Slop chits are so handy. I for one can’t do without them. This serendipitous discovery by American company 3M, is matchless in its capability to draw attention or hold temporary information. Discovered quite by accident in 1968, 3M’s scientist Dr. Spencer Silver was attempting to develop a super-strong adhesive when he chanced upon this “solution without a problem”. These humble shreds of paper have withstood the onslaught of smartphones and tablets with remarkable resilience. Why, over a period of time they have even evolved into fashionable, multi-coloured POST-ITs. Imagine how drab those browned out, dusty files in our offices would look without the festive gaiety of slop chits of various hues. In fact, I often wondered if there is a direct correlation between the number of multi-coloured slop chits that stick out from the sides of a file and the file’s final destination. But that’s the subject matter of another investigation.

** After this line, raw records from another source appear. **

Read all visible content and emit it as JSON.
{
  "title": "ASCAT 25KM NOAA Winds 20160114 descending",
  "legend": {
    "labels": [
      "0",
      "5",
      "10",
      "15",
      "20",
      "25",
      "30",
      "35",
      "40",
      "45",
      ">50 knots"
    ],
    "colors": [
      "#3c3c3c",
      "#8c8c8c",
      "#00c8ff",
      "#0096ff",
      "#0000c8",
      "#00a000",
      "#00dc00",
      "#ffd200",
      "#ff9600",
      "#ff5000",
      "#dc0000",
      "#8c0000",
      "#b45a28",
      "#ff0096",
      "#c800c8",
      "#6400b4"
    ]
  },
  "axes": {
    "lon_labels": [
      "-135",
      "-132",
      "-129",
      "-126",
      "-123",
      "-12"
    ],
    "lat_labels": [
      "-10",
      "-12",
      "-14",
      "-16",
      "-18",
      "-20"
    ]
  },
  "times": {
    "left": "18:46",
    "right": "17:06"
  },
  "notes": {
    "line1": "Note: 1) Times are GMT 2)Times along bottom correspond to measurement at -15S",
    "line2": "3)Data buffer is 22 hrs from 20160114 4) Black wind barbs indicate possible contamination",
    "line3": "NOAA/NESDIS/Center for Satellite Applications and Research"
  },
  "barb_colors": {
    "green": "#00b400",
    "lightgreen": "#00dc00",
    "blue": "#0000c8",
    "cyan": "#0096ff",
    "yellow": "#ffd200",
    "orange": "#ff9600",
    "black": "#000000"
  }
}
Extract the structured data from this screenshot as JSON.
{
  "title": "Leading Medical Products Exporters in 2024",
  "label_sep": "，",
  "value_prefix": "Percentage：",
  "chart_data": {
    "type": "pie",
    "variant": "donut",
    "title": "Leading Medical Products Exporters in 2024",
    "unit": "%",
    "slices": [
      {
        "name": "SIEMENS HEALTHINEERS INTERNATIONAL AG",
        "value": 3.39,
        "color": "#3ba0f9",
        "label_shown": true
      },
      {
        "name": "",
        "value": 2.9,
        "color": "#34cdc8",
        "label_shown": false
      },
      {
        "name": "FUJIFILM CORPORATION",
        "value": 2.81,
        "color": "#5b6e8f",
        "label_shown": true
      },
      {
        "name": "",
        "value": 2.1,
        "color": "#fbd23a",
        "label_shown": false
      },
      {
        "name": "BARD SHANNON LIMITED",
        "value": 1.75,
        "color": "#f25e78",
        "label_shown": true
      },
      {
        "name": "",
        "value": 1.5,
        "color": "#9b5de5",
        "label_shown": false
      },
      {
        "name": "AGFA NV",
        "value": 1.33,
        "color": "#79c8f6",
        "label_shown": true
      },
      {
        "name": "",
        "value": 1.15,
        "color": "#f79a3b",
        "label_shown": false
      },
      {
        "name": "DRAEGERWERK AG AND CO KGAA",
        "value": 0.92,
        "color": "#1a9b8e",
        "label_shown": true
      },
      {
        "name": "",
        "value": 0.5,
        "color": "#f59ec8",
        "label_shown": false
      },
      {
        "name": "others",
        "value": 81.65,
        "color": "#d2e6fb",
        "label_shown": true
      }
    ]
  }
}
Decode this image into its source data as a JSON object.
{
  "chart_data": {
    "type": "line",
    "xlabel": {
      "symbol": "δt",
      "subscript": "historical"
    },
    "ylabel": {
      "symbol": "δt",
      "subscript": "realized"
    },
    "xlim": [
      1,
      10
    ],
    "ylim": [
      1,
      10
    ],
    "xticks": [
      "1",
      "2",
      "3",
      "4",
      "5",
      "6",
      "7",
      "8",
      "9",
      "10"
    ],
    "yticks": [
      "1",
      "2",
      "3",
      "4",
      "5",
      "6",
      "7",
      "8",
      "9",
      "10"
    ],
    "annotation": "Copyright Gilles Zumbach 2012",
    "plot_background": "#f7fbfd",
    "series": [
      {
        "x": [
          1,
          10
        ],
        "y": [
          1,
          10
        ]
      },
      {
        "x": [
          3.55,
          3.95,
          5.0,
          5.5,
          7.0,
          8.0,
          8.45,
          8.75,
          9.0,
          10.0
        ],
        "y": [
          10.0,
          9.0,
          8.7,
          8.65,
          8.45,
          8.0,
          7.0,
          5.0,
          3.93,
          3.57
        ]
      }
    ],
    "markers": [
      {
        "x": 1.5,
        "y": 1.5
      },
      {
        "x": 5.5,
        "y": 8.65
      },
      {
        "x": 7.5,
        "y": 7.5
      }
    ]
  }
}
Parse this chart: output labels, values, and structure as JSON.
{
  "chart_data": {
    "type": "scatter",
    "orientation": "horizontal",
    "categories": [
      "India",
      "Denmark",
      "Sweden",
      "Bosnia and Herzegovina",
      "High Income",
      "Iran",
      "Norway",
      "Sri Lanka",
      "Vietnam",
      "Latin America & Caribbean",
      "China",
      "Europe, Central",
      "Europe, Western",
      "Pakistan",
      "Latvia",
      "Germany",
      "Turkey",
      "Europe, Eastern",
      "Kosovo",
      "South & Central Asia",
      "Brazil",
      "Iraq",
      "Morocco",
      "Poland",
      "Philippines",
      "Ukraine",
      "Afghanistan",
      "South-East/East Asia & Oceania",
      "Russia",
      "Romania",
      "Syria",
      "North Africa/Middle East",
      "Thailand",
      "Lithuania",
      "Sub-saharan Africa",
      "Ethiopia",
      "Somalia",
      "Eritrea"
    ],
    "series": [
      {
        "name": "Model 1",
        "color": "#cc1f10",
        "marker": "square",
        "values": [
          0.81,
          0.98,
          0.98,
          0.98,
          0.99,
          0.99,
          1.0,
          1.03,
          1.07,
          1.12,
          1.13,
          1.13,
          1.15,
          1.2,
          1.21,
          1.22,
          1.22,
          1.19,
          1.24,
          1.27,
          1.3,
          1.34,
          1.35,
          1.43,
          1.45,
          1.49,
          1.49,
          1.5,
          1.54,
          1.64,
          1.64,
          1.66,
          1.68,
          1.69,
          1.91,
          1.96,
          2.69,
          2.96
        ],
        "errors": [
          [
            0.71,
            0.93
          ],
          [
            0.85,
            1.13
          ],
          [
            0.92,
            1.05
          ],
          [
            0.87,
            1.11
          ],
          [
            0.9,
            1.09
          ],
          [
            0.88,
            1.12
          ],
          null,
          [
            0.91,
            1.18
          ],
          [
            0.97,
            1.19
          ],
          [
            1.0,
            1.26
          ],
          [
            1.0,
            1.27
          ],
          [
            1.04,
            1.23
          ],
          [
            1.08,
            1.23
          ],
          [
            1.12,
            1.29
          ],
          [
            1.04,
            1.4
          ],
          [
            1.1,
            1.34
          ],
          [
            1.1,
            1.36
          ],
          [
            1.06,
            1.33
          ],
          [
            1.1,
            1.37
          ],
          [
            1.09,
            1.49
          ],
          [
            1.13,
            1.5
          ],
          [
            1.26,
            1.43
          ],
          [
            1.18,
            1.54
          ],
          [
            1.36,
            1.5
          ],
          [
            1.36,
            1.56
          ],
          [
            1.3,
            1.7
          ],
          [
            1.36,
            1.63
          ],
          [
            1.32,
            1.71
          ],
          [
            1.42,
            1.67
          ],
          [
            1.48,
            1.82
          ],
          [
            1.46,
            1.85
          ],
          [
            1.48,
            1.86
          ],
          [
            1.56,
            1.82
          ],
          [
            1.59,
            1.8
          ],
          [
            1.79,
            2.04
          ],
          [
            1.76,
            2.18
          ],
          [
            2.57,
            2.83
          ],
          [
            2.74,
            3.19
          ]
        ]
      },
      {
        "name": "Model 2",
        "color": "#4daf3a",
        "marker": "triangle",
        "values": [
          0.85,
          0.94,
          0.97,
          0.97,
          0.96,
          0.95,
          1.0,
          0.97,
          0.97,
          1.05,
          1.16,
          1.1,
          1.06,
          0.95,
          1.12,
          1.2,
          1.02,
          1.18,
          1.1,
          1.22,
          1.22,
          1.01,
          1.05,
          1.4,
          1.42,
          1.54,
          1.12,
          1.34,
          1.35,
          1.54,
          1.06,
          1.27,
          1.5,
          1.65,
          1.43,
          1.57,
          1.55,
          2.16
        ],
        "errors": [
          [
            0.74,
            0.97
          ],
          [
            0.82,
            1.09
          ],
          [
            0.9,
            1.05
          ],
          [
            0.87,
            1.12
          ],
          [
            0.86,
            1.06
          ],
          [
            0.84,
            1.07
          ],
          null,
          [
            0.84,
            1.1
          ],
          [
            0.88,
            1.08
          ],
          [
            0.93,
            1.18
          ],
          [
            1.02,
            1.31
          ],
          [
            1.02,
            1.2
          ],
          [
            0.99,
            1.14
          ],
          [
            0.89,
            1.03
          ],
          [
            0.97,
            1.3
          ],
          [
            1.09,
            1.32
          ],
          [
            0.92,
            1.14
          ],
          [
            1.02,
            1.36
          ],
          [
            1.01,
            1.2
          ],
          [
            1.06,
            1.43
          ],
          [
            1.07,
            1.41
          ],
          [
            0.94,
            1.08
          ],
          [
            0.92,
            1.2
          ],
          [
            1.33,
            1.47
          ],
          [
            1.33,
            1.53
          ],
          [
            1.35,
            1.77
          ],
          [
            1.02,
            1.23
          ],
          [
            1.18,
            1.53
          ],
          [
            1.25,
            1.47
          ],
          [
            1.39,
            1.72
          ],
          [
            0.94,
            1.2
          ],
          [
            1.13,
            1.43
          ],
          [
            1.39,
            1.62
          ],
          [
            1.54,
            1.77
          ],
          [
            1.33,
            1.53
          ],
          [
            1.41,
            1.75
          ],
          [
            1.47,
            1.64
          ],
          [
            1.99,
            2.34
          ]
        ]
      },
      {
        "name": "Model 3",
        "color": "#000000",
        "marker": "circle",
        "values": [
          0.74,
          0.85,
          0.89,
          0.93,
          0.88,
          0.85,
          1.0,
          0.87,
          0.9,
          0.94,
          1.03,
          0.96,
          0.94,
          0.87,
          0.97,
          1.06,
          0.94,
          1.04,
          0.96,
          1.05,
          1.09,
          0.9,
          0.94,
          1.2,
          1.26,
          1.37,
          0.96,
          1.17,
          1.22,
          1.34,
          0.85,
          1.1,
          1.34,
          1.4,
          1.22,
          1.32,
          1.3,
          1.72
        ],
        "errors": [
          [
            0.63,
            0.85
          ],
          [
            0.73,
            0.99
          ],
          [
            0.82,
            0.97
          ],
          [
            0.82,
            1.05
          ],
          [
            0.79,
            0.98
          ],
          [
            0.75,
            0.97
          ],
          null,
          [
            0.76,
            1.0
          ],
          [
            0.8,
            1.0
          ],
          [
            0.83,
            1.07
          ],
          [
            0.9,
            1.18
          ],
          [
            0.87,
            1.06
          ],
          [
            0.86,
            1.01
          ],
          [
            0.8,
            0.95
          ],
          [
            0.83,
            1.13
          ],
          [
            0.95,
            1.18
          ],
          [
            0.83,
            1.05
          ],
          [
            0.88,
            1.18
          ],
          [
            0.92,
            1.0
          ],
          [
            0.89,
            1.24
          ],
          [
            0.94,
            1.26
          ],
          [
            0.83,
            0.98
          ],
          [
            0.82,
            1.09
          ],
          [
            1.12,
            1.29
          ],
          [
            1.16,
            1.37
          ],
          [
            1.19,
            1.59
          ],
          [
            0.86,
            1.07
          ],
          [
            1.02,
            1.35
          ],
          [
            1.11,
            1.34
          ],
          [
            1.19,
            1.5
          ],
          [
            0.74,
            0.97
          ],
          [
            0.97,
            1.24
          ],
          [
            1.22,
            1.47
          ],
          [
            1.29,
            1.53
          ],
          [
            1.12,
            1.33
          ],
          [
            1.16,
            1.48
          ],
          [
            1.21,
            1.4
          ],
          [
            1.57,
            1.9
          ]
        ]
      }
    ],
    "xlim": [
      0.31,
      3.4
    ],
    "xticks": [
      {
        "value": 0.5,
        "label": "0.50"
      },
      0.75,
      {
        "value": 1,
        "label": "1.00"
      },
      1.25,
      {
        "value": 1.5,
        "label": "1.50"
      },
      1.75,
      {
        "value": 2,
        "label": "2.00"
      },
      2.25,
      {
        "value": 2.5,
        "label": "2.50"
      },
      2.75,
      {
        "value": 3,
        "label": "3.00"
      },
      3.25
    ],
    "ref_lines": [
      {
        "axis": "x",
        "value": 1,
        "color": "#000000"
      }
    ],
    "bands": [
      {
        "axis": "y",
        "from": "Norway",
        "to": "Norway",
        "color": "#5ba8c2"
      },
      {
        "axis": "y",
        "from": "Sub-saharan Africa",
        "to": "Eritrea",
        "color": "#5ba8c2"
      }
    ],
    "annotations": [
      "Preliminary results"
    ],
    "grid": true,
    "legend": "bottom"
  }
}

Pleased as I am with these pieces of paper, of late, there seems to be an undesirable proliferation of slop chits into the domain of flying units. And this is where i see a problem looming.
Consider this. Aircraft taxies into dispersal after a sortie. Crew switch off the aircraft, complete their walk around and dab the sweat off their brows. Ground crew are eager to know “all OK?”. After a brief discussion on dispersal, crew sign off the documents and move to the Flight Commander’s office. Some more discussion ensues. And out comes the smart young pilot with a slop chit to be handed over to the technicians. What’s the matter? Thoda sa (a little, in Hindi) oil leak, rudder thoda stiff, power index thoda out. Yes, that’s right. Our crew has just returned with defects on the aircraft and endorsed a fully serviceable aircraft on the documents. Why bother with entry shentry? The slop chit will convey the same message, right?
Wrong. We have just lost a rudimentary system to monitor health history of the aircraft. In the absence of health and usage monitoring systems (HUMS), the closest estimate of aircraft’s health is the record of entries in technical log. If all defects, even seemingly minor ones, are entered and work done to liquidate the defect documented, over a period of time, the tech log will speak the aircraft’s story. Finally, in the event of an unfortunate accident this document could provide valuable leads to investigators. Contrast this with the slop chit that almost always finds its way to the trash bin.
It is not my case that defects are not attended or that we are flying unserviceable aircraft. Rather, it’s the pathological reluctance to document observations on aircraft serviceability.
Why this caginess in logging observations where they belong, even if they seem minor? Let us put ourselves into the shoes of a Squadron CO or ‘Management’ struggling to meet the mounting requirements with depleting assets. I can think of some possible excuses for this ‘slop chit syndrome’
1. Entering the defect would render aircraft unserviceable, thereby requiring corresponding man-hours / work done to be factored into the documents (this ‘trouble’ is often avoided by addressing the defect without documentation).
2. A tight rope we walk each day called ‘Daily State’ may get upset, raising eyebrows and inviting probing questions from higher ups.
3. Spare is not available in frontline or stores, therefore increasing down time if defect is logged.
4. Technical manager feels it can be handled in the next scheduled inspection.
5. “I am keeping a mental log of all defects and will address them at the appropriate time” (mental slop chit?).
6. A tendency to take ownership of the defect i.e perceiving something personal in the way aircraft is flown or maintained.
7. Maybe it is not a defect at all? Too many doubting thomases out there.
Sadly, all the above pretexts only reflect a compulsion to put away the inevitable. Needless to state, none of the above justifications would stand scrutiny in the unfortunate event of an accident. But therein lies the treachery of slop chit system. Little, if any, record would exist of the train of small defects that have been addressed during the aircraft’s exploitation. So no questions asked. When the aircraft pulls in for next inspection, an abnormally long list of defects would suddenly crop up for redressal. Again, slop chits can be called in for balancing out, with only ‘discussed’ defects finding their way into the snag sheet. The aircraft is speaking its story, but no one’s listening.
Once a person is qualified as Captain of any aircraft, shouldn’t there be enough faith reposed in the individual to discern whether a defect exists or not? Does it need to be the subject matter of a debate or discussion, except if we are discussing the possible cause and remedies? There are not enough ‘Apps’ on our older vintage aircraft for giving quantitative data on aircraft health. That’s more reason for us to be on alert for any signs of potential unserviceability. One wonders if slop chits or ‘dekh lena, kar lena’ (verbal treatment) can ever be a remedy for this.